Menuju konten utama
Mozaik

Kenapa Tanjung Timur Kurang Dikenal Seperti Tanjung Barat?

Tanjung Barat jadi ingatan kolektif sebab diabadikan pada perjalanan secara berulang. Sementara Tanjung Timur bertumpu pada satu ikon megah, tapi rapuh.

Kenapa Tanjung Timur Kurang Dikenal Seperti Tanjung Barat?
Groeneveld Tanjung Timur. FOTO/commons.wikimedia.org

tirto.id - Pada abad ke-17 dan ke-18, Batavia, markas besar VOC di Asia, adalah kota bertembok yang sibuk. Namun, denyut kehidupannya bergantung pada wilayah di luar tembok itu, sebuah pedalaman subur yang dikenal sebagai Ommelanden.

Setelah dua kali serangan dari Mataram dan ancaman dari Banten, VOC menyadari pentingnya mengamankan dan mengembangkan wilayah penyangga ini. Ommelanden kemudian dipetak-petak menjadi lahan luas yang disebut tanah partikelir (particuliere landerijen), yang dijual atau disewakan kepada individu swasta, baik orang Eropa maupun sekelompok kecil Tionghoa dan Mardijker, untuk dikelola.

Di atas tanah-tanah inilah fondasi banyak kawasan Jakarta modern diletakkan, di mana para tuan tanah (landheer) membangun pusat-pusat ekonomi baru, membangun rumah kongsi (landhuis), dari perkebunan tebu hingga pertanian.
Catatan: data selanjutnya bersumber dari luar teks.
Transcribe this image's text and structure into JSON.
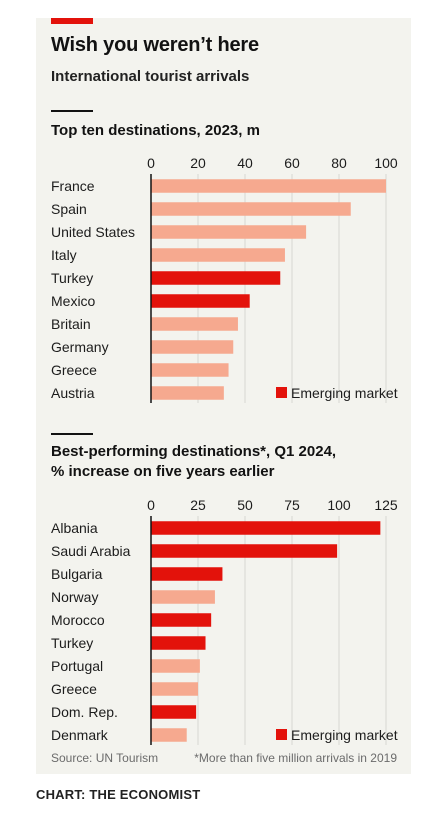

Di tengah lanskap ini, Sungai Ciliwung mengalir deras, menjadi arteri geografis dan ekonomi yang membelah pedalaman Batavia. Di kelokan hulunya, lahirlah dua tanah partikelir yang bertetangga, hanya terpisah oleh aliran sungai.Penamaan keduanya murni bersifat geografis, Tandjong-West di sisi barat sungai dan Tandjong-Oost di sisi timur

Penghasil Susu di Tepi Ciliwung

Nama Tanjung Barat atau Tandjong-West muncul pada masa Gubernur Jenderal Baron Van Imhoff yang membagi wilayah di sepanjang Ciliwung berdasarkan arah geografis. Wilayah ini, bersama Pasar Minggu, Pasar Rebo, dan Lenteng Agung, merupakan Ommelanden Batavia bagian selatan.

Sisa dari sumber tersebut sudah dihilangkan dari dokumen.